President, Canadian Medical Association

Dr. Robert Ouellet

It depends if you're talking about training them again or having them back if they're fully trained.

5 p.m.

Conservative

Patrick Brown Conservative Barrie, ON

I'm talking about Canadians who trained in a medical school abroad.

5 p.m.

President, Canadian Medical Association

Dr. Robert Ouellet

Yes, but if they want to specialize or train here, then that's the problem. They need to have a spot. We're lacking in residency spots, and this is why we're asking to increase those numbers. We're asking to increase the facilities and to increase the budget for training those people. You need facilities and people to train them. This is lacking.

5 p.m.

Conservative

Patrick Brown Conservative Barrie, ON

What would be the steps necessary to create more residency spots across the country?

5 p.m.

President, Canadian Medical Association

Dr. Robert Ouellet

There's some investment in that because you need people to train them, and you need availability in hospitals. Also, you need to pay the trainers. Actually, we're at capacity for who we can train in Canada. We need to increase that capacity.

5 p.m.

Conservative

The Chair Conservative Joy Smith

Thank you, Dr. Ouellet.

We'll now go to Monsieur Dufour.

April 28th, 2009 / 5 p.m.

Bloc

Nicolas Dufour Bloc Repentigny, QC

Thank you, Madam Chair.

Thanks to our guests for coming to testify.

Mr. Padmos, you talked about the lack of funding for research, as a result of which young people cannot stay here to continue conducting medical research. It's not just the medical science field that is affected, but all the other sciences as well.
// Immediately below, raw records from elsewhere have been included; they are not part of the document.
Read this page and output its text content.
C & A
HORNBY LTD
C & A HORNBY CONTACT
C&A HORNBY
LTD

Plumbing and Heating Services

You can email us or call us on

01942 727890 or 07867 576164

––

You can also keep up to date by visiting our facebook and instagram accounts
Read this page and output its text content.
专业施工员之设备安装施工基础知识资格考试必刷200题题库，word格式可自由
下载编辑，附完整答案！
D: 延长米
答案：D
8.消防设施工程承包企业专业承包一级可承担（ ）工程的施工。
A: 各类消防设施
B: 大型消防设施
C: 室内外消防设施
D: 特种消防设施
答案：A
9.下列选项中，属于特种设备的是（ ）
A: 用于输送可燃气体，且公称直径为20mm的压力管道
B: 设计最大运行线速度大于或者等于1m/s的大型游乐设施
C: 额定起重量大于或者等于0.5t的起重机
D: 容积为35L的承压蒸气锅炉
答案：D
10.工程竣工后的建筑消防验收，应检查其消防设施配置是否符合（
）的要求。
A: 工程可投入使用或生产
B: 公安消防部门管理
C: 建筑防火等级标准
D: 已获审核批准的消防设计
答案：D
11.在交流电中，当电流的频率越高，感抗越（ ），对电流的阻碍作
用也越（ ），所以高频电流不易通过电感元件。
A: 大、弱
I agree with you.

Earlier we talked about young people who want to become doctors. Mr. Ouellet said that one-third of physicians were 55 years of age or more. Ms. Duncan asked a good question on the average debt, which is approximately $160,000. Mr. Padmos said that that debt could influence their choice of specialty.

Does debt only influence the choice of specialty or can it make young people hesitate to study medicine?

5 p.m.

Conservative

The Chair Conservative Joy Smith

Who would like to take that one on? Dr. Padmos?

5 p.m.

Chief Executive Officer, Royal College of Physicians and Surgeons of Canada

Dr. Andrew Padmos

I think the debt load is more of an influence on choice of specialty training, particularly taking young physicians away from family medicine and primary care and pushing them towards specialties that are seen as having high payoff in order to repay that debt.

I think there is still a gross oversupply of very well-qualified Canadian students who want and deserve to get into medical school. If we doubled our intake of medical students this year, we would still only just be meeting what the U.K. takes into medical school right now. We are very far behind comparative nations in terms of our commitment and investment in medical education.